Agni

Agnitum

Agni bedeutet auch unsere Lebenskraft. Auch der vedische Feuergott Agni Dev gilt als Mittler zwischen den Welten, also zwischen Menschen und Göttern. Der Name Agni Rise ist der Name des Pulvers, das speziell auf die Verdauung abgestimmt ist.

mw-headline" id="Bedeutung">Bedeutung[Sourcecode bearbeiten]>

Der vorliegende Beitrag beschäftigt sich mit der Hindugottheit Agni. Andere Bedeutung finden Sie unter Agni (Erklärung der Begriffe). Agnitum äußert sich als Brand auf der Welt in Wald und Steinen, aber als Blitzschlag in der Lüfte - dann ist er Indra und als Sonnenschein am Firmament - dann ist er Surya.

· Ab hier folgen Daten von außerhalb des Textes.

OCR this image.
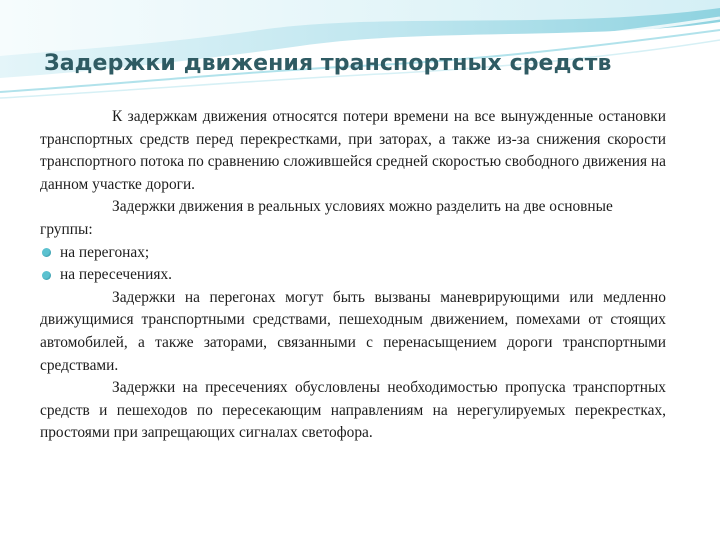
Задержки движения транспортных средств

К задержкам движения относятся потери времени на все вынужденные остановки транспортных средств перед перекрестками, при заторах, а также из-за снижения скорости транспортного потока по сравнению сложившейся средней скоростью свободного движения на данном участке дороги.

Задержки движения в реальных условиях можно разделить на две основные группы:

на перегонах;
на пересечениях.

Задержки на перегонах могут быть вызваны маневрирующими или медленно движущимися транспортными средствами, пешеходным движением, помехами от стоящих автомобилей, а также заторами, связанными с перенасыщением дороги транспортными средствами.

Задержки на пресечениях обусловлены необходимостью пропуска транспортных средств и пешеходов по пересекающим направлениям на нерегулируемых перекрестках, простоями при запрещающих сигналах светофора.
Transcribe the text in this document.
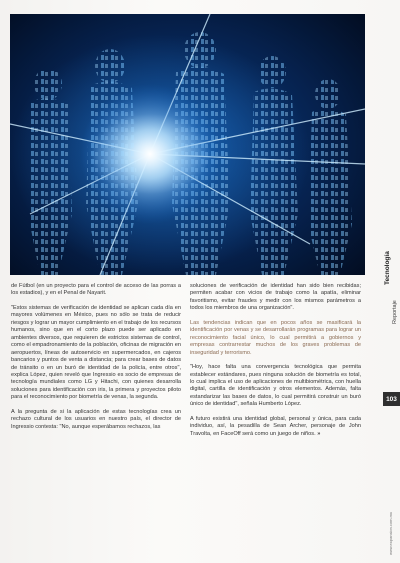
de Fútbol (en un proyecto para el control de acceso de las porras a los estadios), y en el Penal de Nayarit.

"Estos sistemas de verificación de identidad se aplican cada día en mayores volúmenes en México, pues no sólo se trata de reducir riesgos y lograr un mayor cumplimiento en el trabajo de los recursos humanos, sino que en el corto plazo puede ser aplicado en ambientes diversos, que requieren de estrictos sistemas de control, como el empadronamiento de la población, oficinas de migración en aeropuertos, líneas de autoservicio en supermercados, en cajeros bancarios y puntos de venta a distancia; para crear bases de datos de tránsito o en un buró de identidad de la policía, entre otros", explica López, quien reveló que Ingressio es socio de empresas de tecnología mundiales como LG y Hitachi, con quienes desarrolla soluciones para identificación con iris, la primera y proyectos piloto para el reconocimiento por biometría de venas, la segunda.

A la pregunta de si la aplicación de estas tecnologías crea un rechazo cultural de los usuarios en nuestro país, el director de Ingressio contesta: "No, aunque esperábamos rechazos, las

soluciones de verificación de identidad han sido bien recibidas; permiten acabar con vicios de trabajo como la apatía, eliminar favoritismo, evitar fraudes y medir con los mismos parámetros a todos los miembros de una organización".

Las tendencias indican que en pocos años se masificará la identificación por venas y se desarrollarán programas para lograr un reconocimiento facial único, lo cual permitirá a gobiernos y empresas contrarrestar muchos de los graves problemas de inseguridad y terrorismo.

"Hoy, hace falta una convergencia tecnológica que permita establecer estándares, pues ninguna solución de biometría es total, lo cual implica el uso de aplicaciones de multibiométrica, con huella digital, cartilla de identificación y otros elementos. Además, falta estandarizar las bases de datos, lo cual permitirá construir un buró único de identidad", señala Humberto López.

A futuro existirá una identidad global, personal y única, para cada individuo, así, la pesadilla de Sean Archer, personaje de John Travolta, en FaceOff será como un juego de niños. »

Tecnología
Reportaje
103
www.expansion.com.mx
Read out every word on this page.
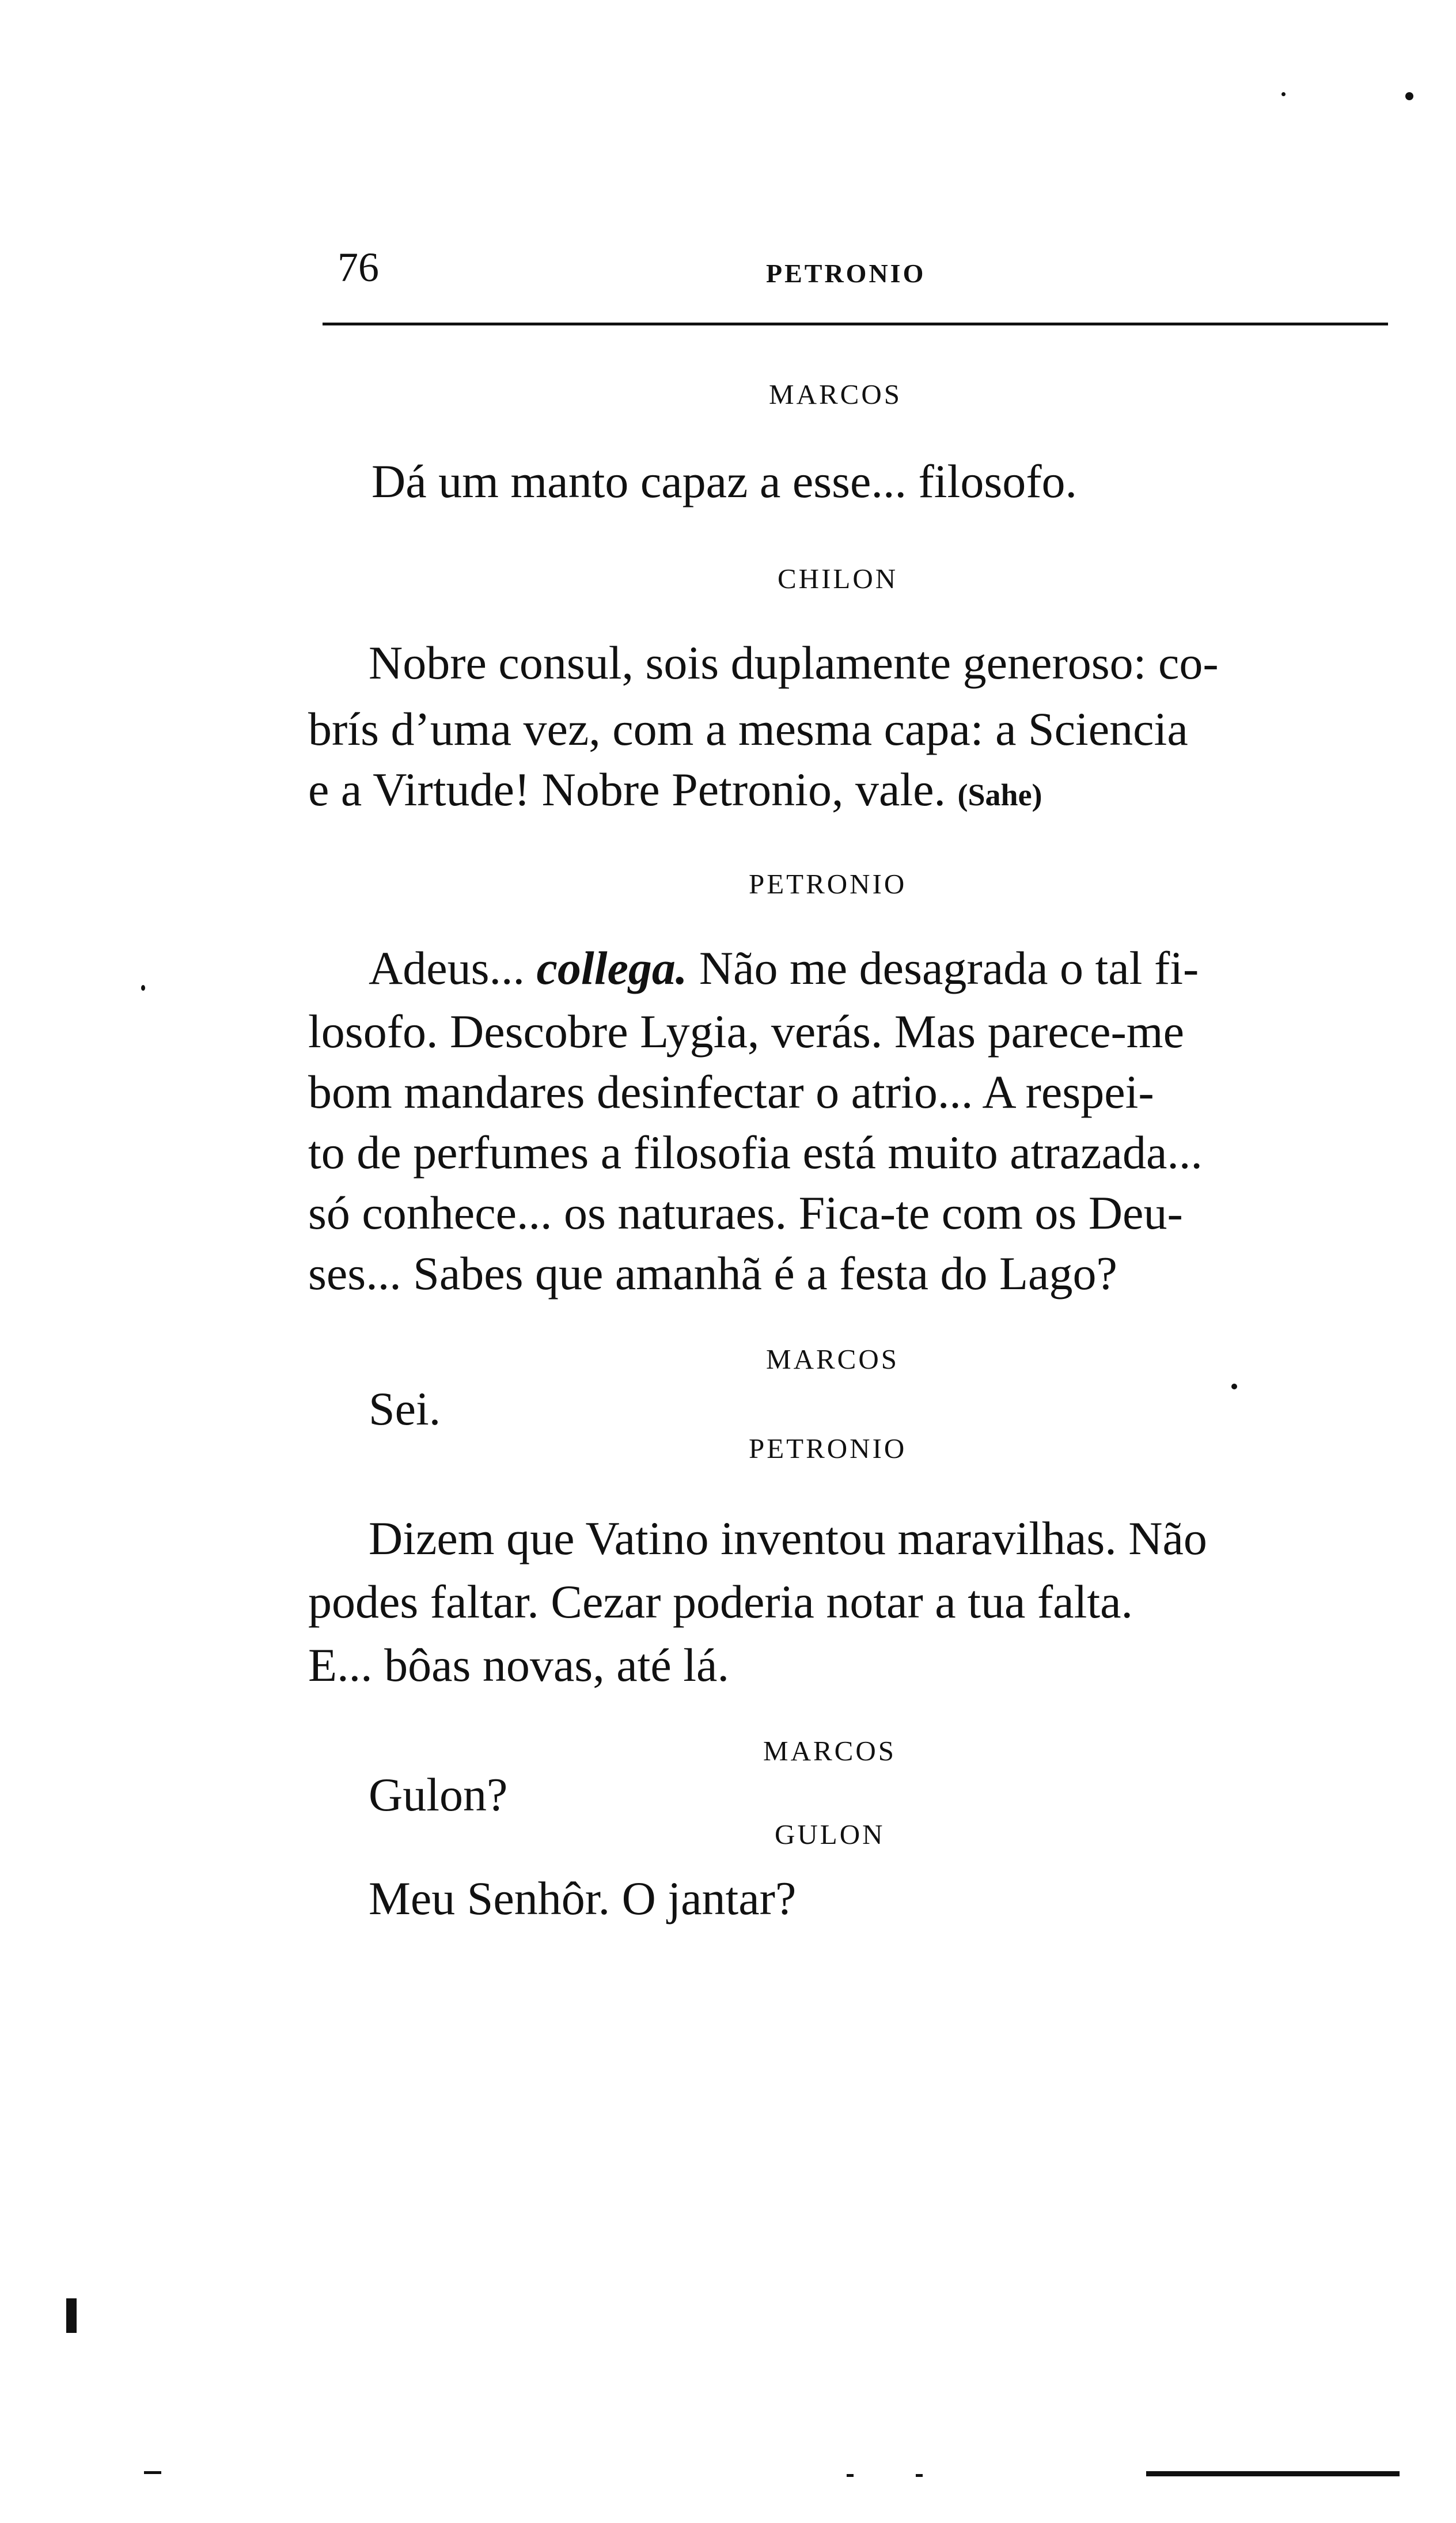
76	PETRONIO
MARCOS
Dá um manto capaz a esse... filosofo.
CHILON
Nobre consul, sois duplamente generoso: co-
brís d’uma vez, com a mesma capa: a Sciencia
e a Virtude! Nobre Petronio, vale. (Sahe)
PETRONIO
Adeus... collega. Não me desagrada o tal fi-
losofo. Descobre Lygia, verás. Mas parece-me
bom mandares desinfectar o atrio... A respei-
to de perfumes a filosofia está muito atrazada...
só conhece... os naturaes. Fica-te com os Deu-
ses... Sabes que amanhã é a festa do Lago?
MARCOS
Sei.
PETRONIO
Dizem que Vatino inventou maravilhas. Não
podes faltar. Cezar poderia notar a tua falta.
E... bôas novas, até lá.
MARCOS
Gulon?
GULON
Meu Senhôr. O jantar?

Das Agni steht auch für das Symbol des Brandes als männlicher Macht, wie es wahrscheinlich in allen frühindogermanischen Kulturkreisen neben der Ursprungsidee eines objektiven Brandes (germ. fior, g. pyr) existierte (vgl.: lat. ignis, rus. ogon, beide mit agni assoziiert).

Agni allgegenwärtig wurde als solche Macht, zum Beispiel in der prallen Hitze der Erde, oder als verdauungsförderndes Lagerfeuer (Jataragni) in den Bäuchen der Menschen erachtet. Im post-vedischen Zeitalter hat Agni an Wichtigkeit verloren. Dennoch nimmt er im religiösen Leben der heute lebenden Hindu isten eine bedeutende Stellung ein: Bei manchen Gelegenheiten, besonders wenn es um die Reinigung von Appartements, Läden oder dergleichen geht, leuchtet der Pfarrer feierlich das geheiligte Kaminfeuer.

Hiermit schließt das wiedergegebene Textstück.